Siz tabi bu hikayeye güldünüz. Gerçekten de fıkra gibi. Tabii ki bu işin komik yönü. Keyfinizi kaçırmak istemem ama aslında bu olay sadece komik değil; aynı zamanda trajik bir olaydır. Yani trajikomik bir olaydır. Zira, kadın gibi hisseden ve onlar gibi giyinip onlar gibi davranan ve travesti denilen erkeklerle, travestilerin Bülent Ersoy gibi operasyon geçireni olan transseksüellerin hayatı gerçekten de çok trajiktir.
Bu konu toplumun yıllardan beri iyileşmemiş, kanayan bir yarasıdır. Bir kere onların bu halde olmaları kendilerinin tercihi veya suçu değildir; çünkü öyle yaratılmışlardır. Kadın veya erkek olarak yaratılmak nasıl kusur değilse; travesti olarak yaratılmak da suç değildir. Fakat özellikle gelişmemiş ve yarı gelişmiş toplumlarda bu büyük bir kusur veya ayıp gibi algılanmaktadır. Bu yüzden travestiler toplumdan dışlanmakta; kendilerine iş bile verilmemektedir. İşte bu nedenledir ki; hayatlarını idame ettirebilmek için tek çareleri olan fuhşa yönelmek zorunda kalmaktadırlar. Toplumdaki genel kanının aksine, bunu zevk için veya ahlaksızlık olsun diye değil; mecbur kaldıkları için yapmaktadırlar. Gecenin geç vakitlerinde, kışın -8 derecede müşteri bekleyeceksin.
Sonra belki sarhoş, psikopat, hastalık taşıyan, sadist veya sapık biri çıkacak ve onunla beraber olacaksın. Bu gerçekten büyük riskler taşıyan ve deli cesareti isteyen bir iştir. Bir insan çok mecbur olmasa tüm bu riskleri göze alabilir mi? Bu insanları yargılamadan önce birde böyle düşünelim! Toplum olarak bizim hiç mi kabahatimiz yok; bu insanlara anlayış gösteriyor muyuz bunu da sorgulayalım.
Neyse, bu derin ve uzun bir konu. Dolayısı ile bizi aşar.
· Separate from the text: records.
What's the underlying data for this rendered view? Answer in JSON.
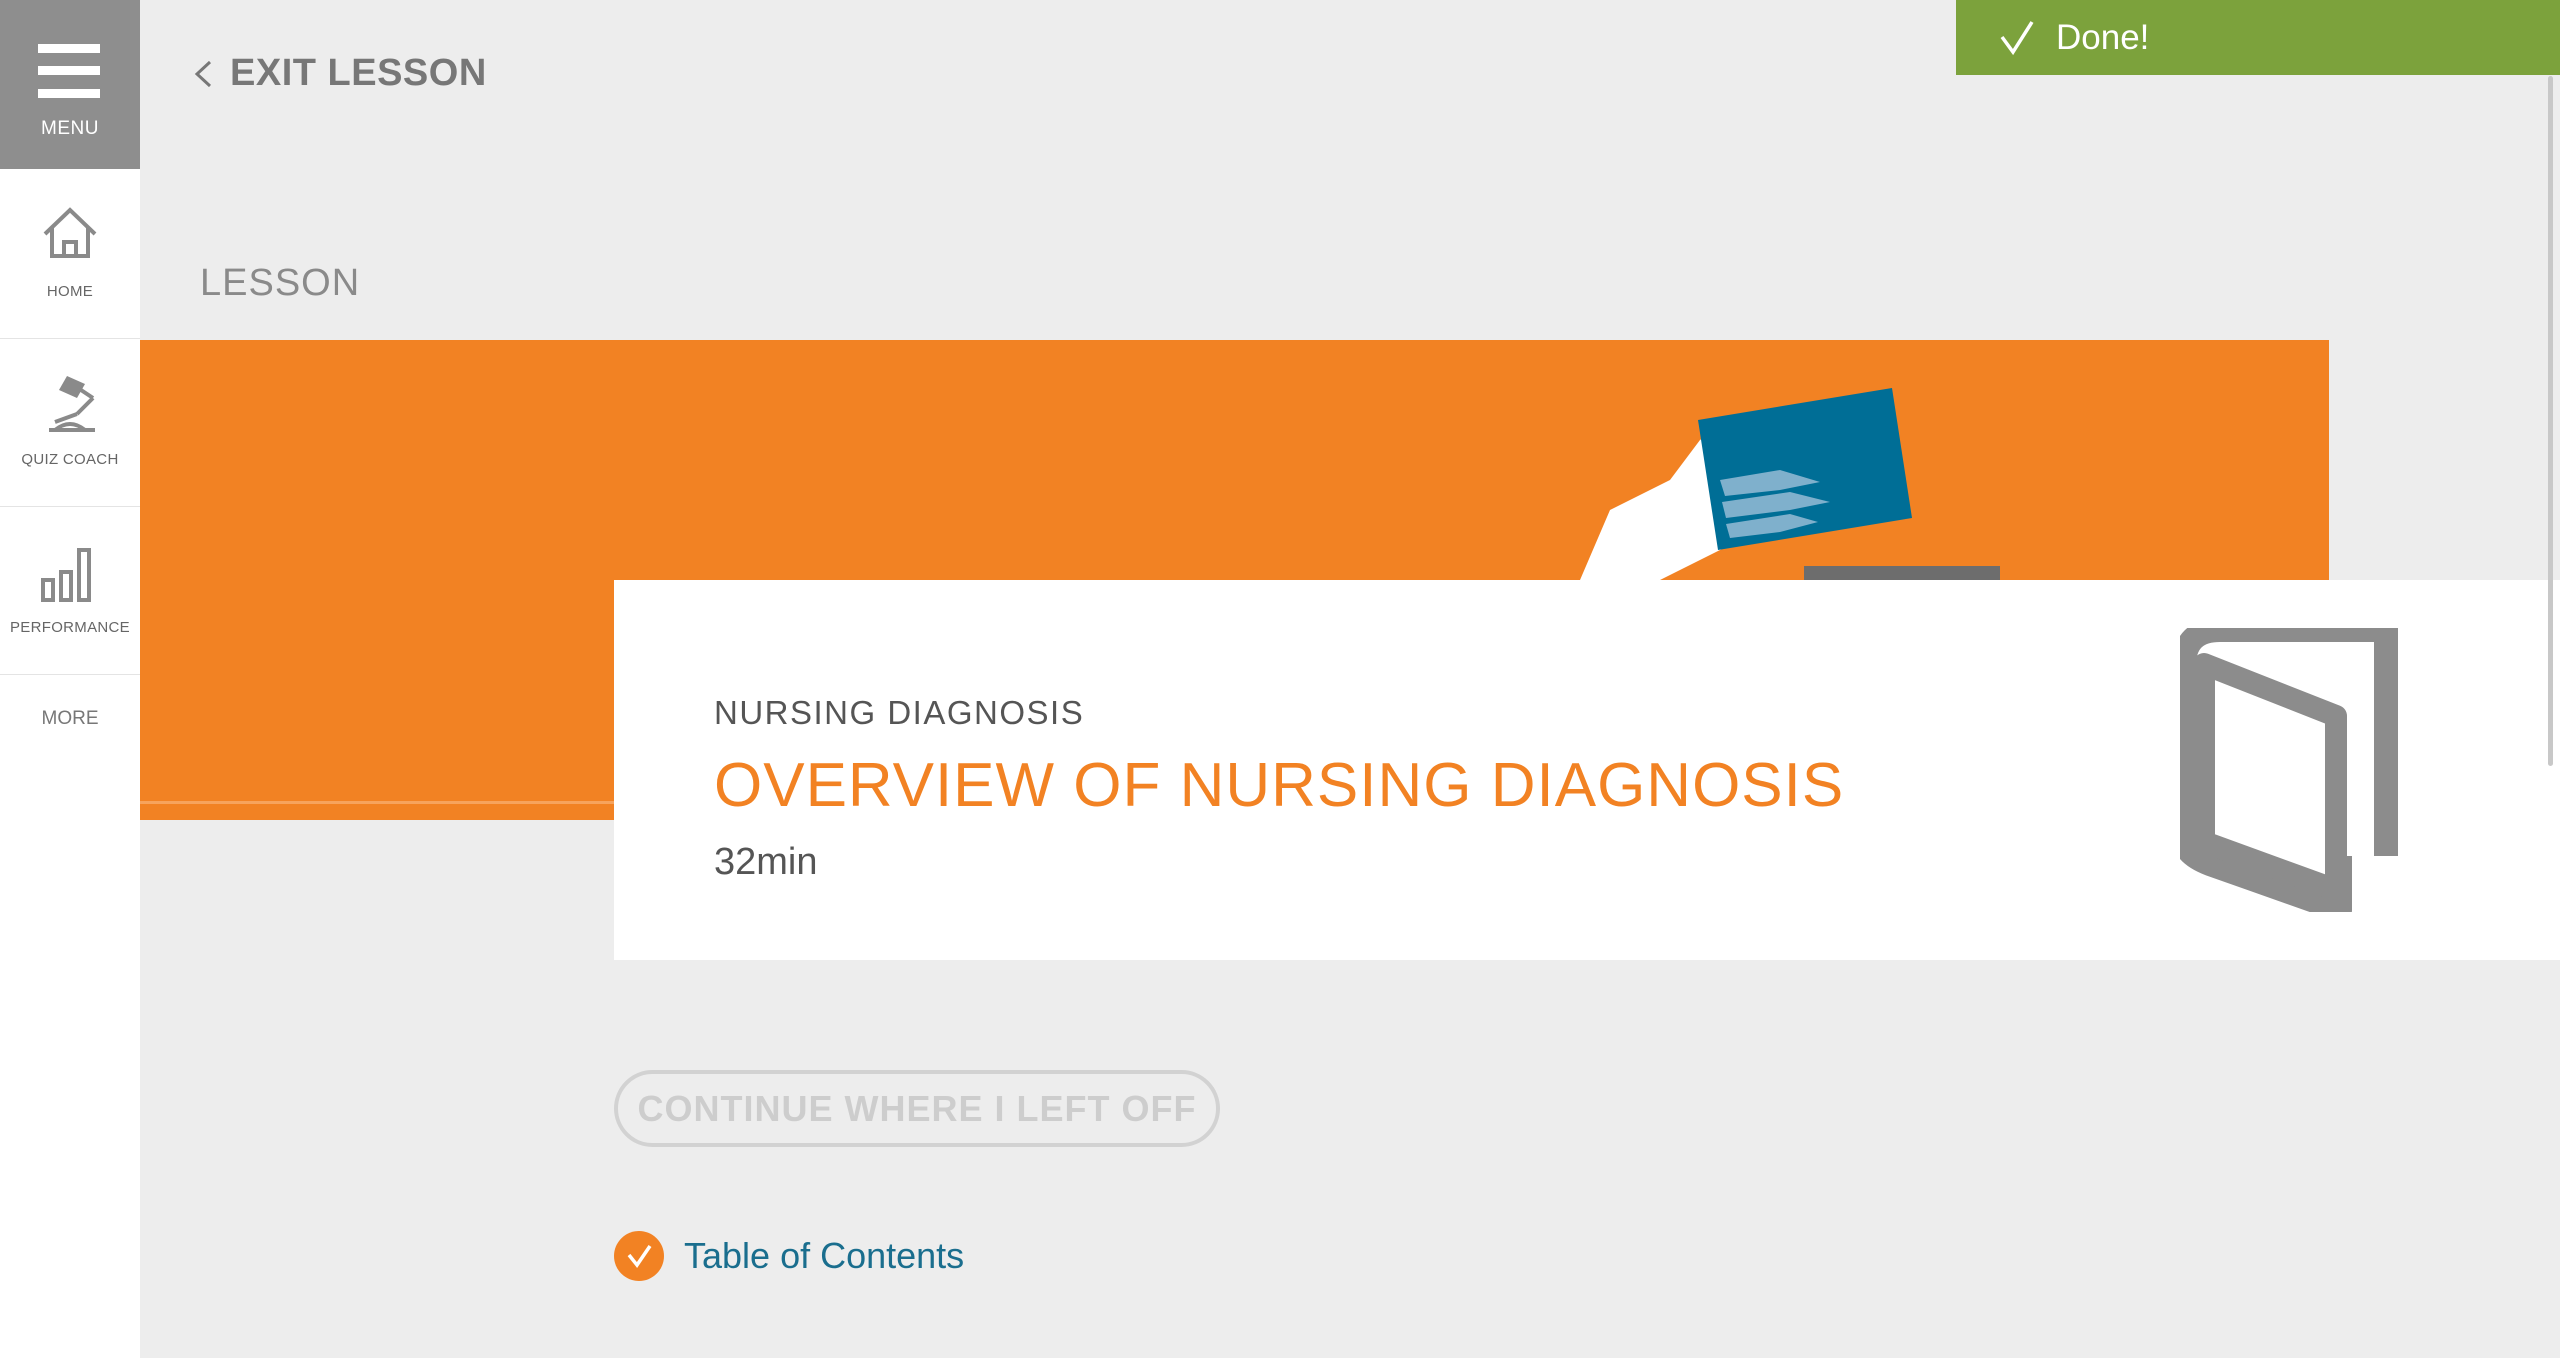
{
  "sidebar": {
    "menu_label": "MENU",
    "items": [
      {
        "label": "HOME",
        "icon": "home-icon"
      },
      {
        "label": "QUIZ COACH",
        "icon": "lamp-icon"
      },
      {
        "label": "PERFORMANCE",
        "icon": "bar-chart-icon"
      }
    ],
    "more_label": "MORE"
  },
  "header": {
    "exit_label": "EXIT LESSON",
    "done_label": "Done!",
    "section_label": "LESSON"
  },
  "lesson": {
    "category": "NURSING DIAGNOSIS",
    "title": "OVERVIEW OF NURSING DIAGNOSIS",
    "duration": "32min"
  },
  "actions": {
    "continue_label": "CONTINUE WHERE I LEFT OFF",
    "toc_label": "Table of Contents"
  },
  "colors": {
    "accent_orange": "#f28223",
    "done_green": "#7ca23c",
    "link_blue": "#1a6e8e",
    "card_blue": "#006e96"
  }
}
Komik bir olay anlatıp gülelim derken nerelere geldik.
Ha, bir şey daha ilave edeyim: Birkaç yıl öncesine kadar Ankara’nın cadde ve sokaklarında telekızlar tarafından serpiştirilmiş kartvizitler görürdük. Bu kartvizitlerde travesti kelimesi hiç geçmezdi; travestiler kendilerini deşifre etmezlerdi. Şimdi ise kartvizitlere travesti olduklarını adeta övünerek yazıyorlar. Bu ne demektir biliyor musunuz? Türk erkekleri artık travestileri daha çok tercih ediyorlar demektir! Yani trendler ve tercihler değişmeye başlamış! Bu durum kadınları düşündürmeli bence! Benden uyarması!